Melvina Walker
Kathryn S Gardiner | Published on 12/1/2018
Forgotten Foremothers
Profiles of lesser-known heroines in the fight for women's rights
“...keep your eyes open,” Melvina Walker said to her fellow poor and working-class women. “...Organize yourselves, don’t be led away by people with ‘superior brains,’ we have something more than that; we have practical experience.”
From her first involvement with the Women’s Social and Political Union and the leadership of the Pankhursts, Walker strained against the middle-class scope of the suffrage and feminist movements of her time. Walker was married to a dockworker and worked in London’s East End. She criticized the WSPU’s dismissal of the needs of mothers and the organization’s divide from those who had to work for a living, despite their sacrifices for the cause. (Working women often used their one day a week off from work to walk to the city’s center and participate in the WSPU’s protests and speeches, adding their voices to the rallying cry for their rights.
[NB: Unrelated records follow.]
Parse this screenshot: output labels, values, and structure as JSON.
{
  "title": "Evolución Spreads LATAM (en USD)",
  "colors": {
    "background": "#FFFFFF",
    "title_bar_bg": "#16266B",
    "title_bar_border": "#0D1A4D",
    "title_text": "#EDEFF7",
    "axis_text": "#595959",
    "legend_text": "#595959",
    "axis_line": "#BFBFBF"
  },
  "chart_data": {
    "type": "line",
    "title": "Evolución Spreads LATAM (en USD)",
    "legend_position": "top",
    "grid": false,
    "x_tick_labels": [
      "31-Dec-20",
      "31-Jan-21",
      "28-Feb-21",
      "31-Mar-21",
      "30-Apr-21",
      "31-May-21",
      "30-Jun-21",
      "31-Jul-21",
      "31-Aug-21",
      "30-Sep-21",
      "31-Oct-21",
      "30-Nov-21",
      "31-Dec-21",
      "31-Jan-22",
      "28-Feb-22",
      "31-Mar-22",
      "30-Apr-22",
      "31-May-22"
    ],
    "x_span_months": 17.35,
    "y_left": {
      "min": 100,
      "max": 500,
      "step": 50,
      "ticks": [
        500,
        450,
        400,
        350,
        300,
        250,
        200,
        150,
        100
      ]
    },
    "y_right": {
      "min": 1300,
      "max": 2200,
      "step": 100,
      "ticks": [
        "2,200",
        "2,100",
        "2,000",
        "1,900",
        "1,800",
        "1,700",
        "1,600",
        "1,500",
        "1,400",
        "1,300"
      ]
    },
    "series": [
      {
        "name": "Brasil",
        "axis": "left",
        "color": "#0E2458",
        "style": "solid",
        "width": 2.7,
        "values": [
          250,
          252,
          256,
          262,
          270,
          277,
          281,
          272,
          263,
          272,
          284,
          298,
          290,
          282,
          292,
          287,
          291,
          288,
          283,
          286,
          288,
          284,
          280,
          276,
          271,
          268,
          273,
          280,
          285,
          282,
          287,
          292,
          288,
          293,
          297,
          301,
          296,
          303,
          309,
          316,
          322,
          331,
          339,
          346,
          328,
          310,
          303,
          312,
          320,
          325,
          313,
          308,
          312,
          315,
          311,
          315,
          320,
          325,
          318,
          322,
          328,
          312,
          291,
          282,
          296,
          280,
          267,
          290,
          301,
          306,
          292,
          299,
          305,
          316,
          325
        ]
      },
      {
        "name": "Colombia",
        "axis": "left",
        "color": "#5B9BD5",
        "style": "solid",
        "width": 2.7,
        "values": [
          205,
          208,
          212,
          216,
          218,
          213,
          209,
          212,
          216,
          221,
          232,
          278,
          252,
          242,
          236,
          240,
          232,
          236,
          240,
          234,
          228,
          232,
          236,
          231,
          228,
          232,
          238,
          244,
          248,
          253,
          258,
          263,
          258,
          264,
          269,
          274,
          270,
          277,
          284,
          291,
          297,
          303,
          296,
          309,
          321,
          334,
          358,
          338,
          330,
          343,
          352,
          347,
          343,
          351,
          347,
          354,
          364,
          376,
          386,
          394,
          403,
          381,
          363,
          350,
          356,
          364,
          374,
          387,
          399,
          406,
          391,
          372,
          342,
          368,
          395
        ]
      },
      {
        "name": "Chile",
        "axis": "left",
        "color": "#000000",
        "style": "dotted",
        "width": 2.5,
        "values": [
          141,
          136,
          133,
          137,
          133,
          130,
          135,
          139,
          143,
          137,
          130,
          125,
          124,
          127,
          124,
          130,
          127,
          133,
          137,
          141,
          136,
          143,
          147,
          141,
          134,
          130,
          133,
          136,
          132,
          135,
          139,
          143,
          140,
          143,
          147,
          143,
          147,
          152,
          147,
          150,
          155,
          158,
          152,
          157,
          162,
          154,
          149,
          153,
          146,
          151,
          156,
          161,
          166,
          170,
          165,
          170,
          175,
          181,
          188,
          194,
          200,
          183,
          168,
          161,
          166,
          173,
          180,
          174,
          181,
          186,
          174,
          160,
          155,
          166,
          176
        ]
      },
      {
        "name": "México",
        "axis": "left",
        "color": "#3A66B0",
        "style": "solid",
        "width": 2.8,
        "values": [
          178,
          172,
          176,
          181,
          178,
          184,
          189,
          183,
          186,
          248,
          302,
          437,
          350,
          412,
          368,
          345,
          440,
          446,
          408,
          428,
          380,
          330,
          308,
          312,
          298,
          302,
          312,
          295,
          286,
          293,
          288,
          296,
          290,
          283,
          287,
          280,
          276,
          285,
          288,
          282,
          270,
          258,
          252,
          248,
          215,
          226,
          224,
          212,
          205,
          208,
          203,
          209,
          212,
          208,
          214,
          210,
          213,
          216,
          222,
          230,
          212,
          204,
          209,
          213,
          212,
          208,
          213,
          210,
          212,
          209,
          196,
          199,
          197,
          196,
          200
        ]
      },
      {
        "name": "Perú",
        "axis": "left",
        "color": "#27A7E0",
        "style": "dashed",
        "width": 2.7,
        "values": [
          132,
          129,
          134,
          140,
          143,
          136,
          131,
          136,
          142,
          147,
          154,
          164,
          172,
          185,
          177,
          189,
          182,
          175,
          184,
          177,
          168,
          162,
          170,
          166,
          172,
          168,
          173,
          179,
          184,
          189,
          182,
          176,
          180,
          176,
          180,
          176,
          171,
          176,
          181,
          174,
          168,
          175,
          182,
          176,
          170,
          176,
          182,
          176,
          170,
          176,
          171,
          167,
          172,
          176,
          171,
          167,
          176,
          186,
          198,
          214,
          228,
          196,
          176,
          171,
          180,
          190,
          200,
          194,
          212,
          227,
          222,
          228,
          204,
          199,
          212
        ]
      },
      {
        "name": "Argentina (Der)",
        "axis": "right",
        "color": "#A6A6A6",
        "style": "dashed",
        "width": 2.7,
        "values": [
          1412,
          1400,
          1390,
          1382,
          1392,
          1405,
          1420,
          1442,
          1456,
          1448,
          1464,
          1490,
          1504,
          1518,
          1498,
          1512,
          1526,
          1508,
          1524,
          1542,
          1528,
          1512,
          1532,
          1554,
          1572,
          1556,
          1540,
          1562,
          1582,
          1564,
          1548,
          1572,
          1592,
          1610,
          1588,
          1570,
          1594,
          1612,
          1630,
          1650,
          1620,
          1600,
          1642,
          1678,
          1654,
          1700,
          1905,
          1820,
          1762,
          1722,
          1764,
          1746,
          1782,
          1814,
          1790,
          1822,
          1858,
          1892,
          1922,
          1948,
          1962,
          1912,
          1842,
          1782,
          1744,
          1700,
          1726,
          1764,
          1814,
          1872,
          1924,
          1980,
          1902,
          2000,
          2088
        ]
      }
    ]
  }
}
Walker distinguished herself as a powerful public speaker and a leader able to energize the East End workers. “She seemed to me like a woman of the French Revolution,” Sylvia Pankhurst said of Walker’s fiery speaking style. “I could imagine her on the barricades, waving the bonnet rouge, urging on the fighters with impassioned cries. When in full blood of her oratory, she appeared the very embodiment of toiling, famine-ridden, proletarian womanhood.”
In 1914, the East London section of the WSPU was expelled from the organization specifically because of their “socialist” focus that emphasized class as well as gender reform. Walker and others then became the East London Federation of Suffragettes. In the coming years, the name would change again, becoming the Women’s Suffrage Federation in 1916, then the Workers Socialist Federation in 1918, revealing not only the commitment to socialism, but also their support of the Russian Revolution.
Walker often attended political gatherings to meet other working women “who have the same struggle as I to live and who like myself have been chloroformed in the past by parsons and pious ladies who tell poor women that if they want better homes they must wait till they get up above for heaven is their home,” she wrote in The Worker’s Dreadnought, a newspaper published by the East London organization.